Background: Automated Vulnerability Repair (AVR) is a fast-growing branch of program repair. Recent studies show that large language models (LLMs) outperform traditional techniques, extending their success beyond code generation and fault detection. Hypothesis: These gains may be driven by hidden factors -- "invisible hands" such as training-data leakage or perfect fault localization -- that let an LLM reproduce human-authored fixes for the same code. Objective: We replicate prior AVR studies under controlled conditions by deliberately adding errors to the reported vulnerability location in the prompt. If LLMs merely regurgitate memorized fixes, both small and large localization errors should yield the same number of correct patches, because any offset should divert the model from the original fix. Method: Our pipeline repairs vulnerabilities from the Vul4J and VJTrans benchmarks after shifting the fault location by n lines from the ground truth. A first LLM generates a patch, a second LLM reviews it, and we validate the result with regression and proof-of-vulnerability tests. Finally, we manually audit a sample of patches and estimate the error rate with the Agresti-Coull-Wilson method.

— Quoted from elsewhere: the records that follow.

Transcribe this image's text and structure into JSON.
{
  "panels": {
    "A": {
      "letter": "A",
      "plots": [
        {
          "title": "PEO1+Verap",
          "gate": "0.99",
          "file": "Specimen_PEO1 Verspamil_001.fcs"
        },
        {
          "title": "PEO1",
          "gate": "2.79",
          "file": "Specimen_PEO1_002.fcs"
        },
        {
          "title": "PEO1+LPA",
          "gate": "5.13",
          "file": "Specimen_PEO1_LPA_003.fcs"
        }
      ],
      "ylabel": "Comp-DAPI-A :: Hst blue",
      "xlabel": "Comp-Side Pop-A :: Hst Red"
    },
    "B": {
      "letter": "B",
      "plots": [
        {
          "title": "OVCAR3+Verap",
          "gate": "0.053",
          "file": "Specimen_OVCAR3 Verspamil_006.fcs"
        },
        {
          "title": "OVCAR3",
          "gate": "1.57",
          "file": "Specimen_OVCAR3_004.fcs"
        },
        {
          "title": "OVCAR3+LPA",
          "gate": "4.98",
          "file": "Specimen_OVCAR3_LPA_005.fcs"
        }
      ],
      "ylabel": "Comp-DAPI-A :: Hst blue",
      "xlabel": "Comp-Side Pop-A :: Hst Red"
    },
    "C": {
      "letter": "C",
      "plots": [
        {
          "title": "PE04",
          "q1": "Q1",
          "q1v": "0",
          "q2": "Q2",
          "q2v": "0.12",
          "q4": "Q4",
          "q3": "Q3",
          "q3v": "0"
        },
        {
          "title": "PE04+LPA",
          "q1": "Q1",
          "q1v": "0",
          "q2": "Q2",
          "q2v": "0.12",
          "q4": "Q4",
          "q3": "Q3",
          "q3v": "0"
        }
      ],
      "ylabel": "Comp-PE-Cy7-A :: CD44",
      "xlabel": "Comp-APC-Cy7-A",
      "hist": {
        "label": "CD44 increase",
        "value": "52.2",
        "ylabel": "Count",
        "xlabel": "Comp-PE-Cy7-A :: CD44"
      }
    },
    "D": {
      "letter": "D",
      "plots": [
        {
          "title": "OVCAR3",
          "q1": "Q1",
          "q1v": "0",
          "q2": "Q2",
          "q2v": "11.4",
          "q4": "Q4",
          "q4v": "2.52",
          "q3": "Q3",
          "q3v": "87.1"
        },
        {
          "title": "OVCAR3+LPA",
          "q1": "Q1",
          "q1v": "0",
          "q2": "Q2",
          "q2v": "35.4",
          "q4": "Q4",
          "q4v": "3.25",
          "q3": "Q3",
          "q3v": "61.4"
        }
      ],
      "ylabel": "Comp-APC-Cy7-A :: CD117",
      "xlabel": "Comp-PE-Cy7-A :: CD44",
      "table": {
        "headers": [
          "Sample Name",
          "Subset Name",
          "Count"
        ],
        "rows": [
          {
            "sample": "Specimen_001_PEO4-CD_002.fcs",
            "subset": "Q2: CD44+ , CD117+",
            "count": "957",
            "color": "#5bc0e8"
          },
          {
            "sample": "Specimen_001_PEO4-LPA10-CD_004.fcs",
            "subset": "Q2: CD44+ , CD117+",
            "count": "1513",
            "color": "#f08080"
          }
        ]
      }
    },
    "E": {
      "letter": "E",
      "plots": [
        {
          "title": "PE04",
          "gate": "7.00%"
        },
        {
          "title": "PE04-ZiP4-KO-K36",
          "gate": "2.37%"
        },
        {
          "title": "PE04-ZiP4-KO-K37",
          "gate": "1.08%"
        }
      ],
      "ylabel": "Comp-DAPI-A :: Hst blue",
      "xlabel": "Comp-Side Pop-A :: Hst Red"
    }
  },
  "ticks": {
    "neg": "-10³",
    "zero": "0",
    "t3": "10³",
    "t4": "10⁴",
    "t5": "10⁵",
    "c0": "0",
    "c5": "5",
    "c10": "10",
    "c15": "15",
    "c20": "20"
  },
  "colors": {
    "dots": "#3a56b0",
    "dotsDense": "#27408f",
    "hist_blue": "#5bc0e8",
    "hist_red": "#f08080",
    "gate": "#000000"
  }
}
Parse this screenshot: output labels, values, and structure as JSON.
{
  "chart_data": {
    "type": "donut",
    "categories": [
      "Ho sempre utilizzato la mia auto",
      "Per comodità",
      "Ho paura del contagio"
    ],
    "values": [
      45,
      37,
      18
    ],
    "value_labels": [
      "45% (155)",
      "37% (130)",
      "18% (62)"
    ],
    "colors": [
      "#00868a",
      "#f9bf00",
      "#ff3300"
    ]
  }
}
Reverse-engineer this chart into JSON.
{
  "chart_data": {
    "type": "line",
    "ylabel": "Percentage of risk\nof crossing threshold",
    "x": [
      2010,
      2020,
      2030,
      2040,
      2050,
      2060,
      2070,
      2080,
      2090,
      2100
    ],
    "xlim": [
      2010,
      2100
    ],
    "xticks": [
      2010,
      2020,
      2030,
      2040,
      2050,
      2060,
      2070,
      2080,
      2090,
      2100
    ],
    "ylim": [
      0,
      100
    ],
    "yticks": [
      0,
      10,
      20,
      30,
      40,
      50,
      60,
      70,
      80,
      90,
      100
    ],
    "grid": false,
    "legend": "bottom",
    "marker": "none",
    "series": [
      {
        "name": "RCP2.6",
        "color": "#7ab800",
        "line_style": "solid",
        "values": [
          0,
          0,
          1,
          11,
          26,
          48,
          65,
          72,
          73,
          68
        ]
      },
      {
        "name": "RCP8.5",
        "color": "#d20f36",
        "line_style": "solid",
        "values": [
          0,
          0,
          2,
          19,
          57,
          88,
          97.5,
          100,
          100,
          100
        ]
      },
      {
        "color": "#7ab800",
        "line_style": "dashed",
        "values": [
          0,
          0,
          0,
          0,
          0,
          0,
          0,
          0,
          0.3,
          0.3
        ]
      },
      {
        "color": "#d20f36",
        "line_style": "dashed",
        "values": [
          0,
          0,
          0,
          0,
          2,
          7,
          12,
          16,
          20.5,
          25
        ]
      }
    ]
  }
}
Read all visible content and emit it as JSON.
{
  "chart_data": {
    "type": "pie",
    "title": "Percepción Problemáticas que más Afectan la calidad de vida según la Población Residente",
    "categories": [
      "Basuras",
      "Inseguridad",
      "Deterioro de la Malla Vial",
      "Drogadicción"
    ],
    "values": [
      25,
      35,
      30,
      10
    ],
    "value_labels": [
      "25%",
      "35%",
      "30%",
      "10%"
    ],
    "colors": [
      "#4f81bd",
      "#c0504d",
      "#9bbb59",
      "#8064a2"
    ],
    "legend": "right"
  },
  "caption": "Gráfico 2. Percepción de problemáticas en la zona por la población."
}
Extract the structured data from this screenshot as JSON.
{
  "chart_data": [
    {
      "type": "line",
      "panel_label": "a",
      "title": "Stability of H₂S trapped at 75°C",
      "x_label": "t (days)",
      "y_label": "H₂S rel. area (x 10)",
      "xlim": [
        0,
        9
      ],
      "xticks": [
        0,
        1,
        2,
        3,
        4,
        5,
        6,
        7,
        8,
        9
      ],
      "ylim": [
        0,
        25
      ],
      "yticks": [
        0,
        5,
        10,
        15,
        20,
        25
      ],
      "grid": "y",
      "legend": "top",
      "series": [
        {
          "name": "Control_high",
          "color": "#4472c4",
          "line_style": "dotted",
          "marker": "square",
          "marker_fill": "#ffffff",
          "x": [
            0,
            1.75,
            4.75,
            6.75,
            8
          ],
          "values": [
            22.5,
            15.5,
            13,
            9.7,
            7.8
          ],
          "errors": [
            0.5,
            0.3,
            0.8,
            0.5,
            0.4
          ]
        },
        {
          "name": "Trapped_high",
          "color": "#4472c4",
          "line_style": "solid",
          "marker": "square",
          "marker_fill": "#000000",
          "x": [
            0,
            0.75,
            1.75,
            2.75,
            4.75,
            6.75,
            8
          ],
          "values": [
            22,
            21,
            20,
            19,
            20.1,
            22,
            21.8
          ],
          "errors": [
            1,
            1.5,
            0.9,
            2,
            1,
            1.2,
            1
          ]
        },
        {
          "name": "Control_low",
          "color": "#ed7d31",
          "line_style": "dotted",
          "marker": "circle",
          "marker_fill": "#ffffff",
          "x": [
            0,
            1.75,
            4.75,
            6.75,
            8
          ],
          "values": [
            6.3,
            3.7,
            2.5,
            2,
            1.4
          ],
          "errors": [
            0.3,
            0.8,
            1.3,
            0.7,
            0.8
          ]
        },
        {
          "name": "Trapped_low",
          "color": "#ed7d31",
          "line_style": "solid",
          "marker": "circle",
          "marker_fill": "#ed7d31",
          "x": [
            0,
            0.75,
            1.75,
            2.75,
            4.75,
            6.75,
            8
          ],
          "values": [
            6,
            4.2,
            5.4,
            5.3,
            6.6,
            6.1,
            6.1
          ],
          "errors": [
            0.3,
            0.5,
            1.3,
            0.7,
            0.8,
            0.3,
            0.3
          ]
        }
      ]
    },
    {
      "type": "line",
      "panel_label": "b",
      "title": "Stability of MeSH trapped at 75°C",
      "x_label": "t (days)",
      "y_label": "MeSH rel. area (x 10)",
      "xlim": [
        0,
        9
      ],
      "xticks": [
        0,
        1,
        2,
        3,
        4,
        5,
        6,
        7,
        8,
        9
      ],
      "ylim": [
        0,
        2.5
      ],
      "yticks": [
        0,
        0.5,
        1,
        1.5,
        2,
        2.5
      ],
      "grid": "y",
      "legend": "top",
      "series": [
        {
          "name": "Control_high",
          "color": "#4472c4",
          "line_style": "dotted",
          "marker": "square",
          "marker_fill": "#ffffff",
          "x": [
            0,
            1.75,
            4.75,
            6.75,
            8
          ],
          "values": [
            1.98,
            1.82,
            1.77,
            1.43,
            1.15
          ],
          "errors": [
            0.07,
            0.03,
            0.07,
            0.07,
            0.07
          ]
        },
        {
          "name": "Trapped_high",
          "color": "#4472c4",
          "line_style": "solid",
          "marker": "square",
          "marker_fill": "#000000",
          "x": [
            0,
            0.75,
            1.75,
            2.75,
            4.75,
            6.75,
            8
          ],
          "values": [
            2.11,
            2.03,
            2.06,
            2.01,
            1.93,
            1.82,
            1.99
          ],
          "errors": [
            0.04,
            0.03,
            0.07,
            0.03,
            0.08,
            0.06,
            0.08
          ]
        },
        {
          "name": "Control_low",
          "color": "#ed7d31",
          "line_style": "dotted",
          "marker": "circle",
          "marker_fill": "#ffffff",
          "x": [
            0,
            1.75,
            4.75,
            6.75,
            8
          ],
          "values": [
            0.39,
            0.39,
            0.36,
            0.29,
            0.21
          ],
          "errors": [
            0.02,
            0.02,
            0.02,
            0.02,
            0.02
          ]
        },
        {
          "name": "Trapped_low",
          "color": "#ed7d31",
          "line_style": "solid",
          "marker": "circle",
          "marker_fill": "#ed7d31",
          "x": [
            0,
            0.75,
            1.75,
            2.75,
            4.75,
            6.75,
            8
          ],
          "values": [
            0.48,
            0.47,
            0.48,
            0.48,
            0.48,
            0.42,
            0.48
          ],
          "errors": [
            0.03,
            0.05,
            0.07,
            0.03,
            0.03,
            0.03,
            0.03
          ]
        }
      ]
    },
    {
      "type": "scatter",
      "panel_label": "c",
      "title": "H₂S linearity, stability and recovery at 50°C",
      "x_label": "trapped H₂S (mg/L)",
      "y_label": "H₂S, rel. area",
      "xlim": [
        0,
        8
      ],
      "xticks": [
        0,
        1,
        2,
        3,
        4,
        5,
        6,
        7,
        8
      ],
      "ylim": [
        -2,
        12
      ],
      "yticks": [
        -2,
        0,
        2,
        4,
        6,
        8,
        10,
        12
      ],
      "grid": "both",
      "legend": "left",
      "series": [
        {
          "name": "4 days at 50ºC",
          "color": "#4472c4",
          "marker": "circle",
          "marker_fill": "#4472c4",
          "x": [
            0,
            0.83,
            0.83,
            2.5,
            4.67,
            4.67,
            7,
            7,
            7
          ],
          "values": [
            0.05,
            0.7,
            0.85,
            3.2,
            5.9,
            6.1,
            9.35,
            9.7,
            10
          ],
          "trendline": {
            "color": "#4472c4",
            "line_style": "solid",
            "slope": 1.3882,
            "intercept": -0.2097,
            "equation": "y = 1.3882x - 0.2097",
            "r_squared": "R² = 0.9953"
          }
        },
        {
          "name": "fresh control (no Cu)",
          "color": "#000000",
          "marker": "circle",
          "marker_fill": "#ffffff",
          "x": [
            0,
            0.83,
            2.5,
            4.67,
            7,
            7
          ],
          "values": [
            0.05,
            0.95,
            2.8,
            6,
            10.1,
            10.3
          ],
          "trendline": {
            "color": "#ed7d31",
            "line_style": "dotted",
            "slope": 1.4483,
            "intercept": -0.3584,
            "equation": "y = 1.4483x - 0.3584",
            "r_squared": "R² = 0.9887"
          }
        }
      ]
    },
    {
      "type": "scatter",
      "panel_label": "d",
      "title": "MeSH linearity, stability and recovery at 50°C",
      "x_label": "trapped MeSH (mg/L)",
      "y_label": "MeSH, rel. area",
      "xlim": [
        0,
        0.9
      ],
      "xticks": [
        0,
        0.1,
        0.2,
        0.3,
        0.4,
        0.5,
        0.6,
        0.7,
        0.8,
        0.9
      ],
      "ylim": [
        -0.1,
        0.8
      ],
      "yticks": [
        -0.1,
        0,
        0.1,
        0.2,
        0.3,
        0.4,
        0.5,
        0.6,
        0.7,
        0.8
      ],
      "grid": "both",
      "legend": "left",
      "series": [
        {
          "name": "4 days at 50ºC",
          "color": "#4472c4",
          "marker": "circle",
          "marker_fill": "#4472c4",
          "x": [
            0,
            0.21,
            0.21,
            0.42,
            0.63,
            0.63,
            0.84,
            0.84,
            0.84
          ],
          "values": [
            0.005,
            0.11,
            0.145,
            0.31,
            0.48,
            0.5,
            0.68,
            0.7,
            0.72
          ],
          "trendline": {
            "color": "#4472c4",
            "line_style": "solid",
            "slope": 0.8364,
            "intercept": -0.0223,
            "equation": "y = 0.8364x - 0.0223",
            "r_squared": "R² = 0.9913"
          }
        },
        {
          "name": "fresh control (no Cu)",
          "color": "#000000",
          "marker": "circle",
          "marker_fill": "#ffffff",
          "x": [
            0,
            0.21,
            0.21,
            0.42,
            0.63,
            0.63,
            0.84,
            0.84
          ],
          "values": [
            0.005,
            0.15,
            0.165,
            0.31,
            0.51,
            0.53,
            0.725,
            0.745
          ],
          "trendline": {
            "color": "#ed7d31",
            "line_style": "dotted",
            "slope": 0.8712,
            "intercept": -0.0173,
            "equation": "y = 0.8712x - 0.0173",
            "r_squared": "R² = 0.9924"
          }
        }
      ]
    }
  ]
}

翻译：背景：自动化漏洞修复是程序修复领域中快速发展的分支。近期研究表明，大语言模型在漏洞修复任务上超越了传统技术，将其成功从代码生成和缺陷检测领域进一步扩展。假设：这些性能提升可能受到隐性因素驱动——例如训练数据泄露或完美缺陷定位等“隐形之手”——使得大语言模型能够针对相同代码复现人工编写的修复方案。目标：我们在受控条件下复现了先前的自动化漏洞修复研究，通过在提示信息中刻意添加漏洞定位误差。若大语言模型仅机械复现记忆中的修复方案，则无论定位误差大小都应产生相同数量的正确补丁，因为任何定位偏移都应使模型偏离原始修复方案。方法：我们的修复流程在将漏洞位置从基准真值偏移n行后，对Vul4J和VJTrans基准测试集中的漏洞进行修复。首个大语言模型生成补丁，第二个大语言模型进行审查，随后通过回归测试和漏洞验证测试验证结果。最后，我们人工审计补丁样本，并采用Agresti-Coull-Wilson方法估算错误率。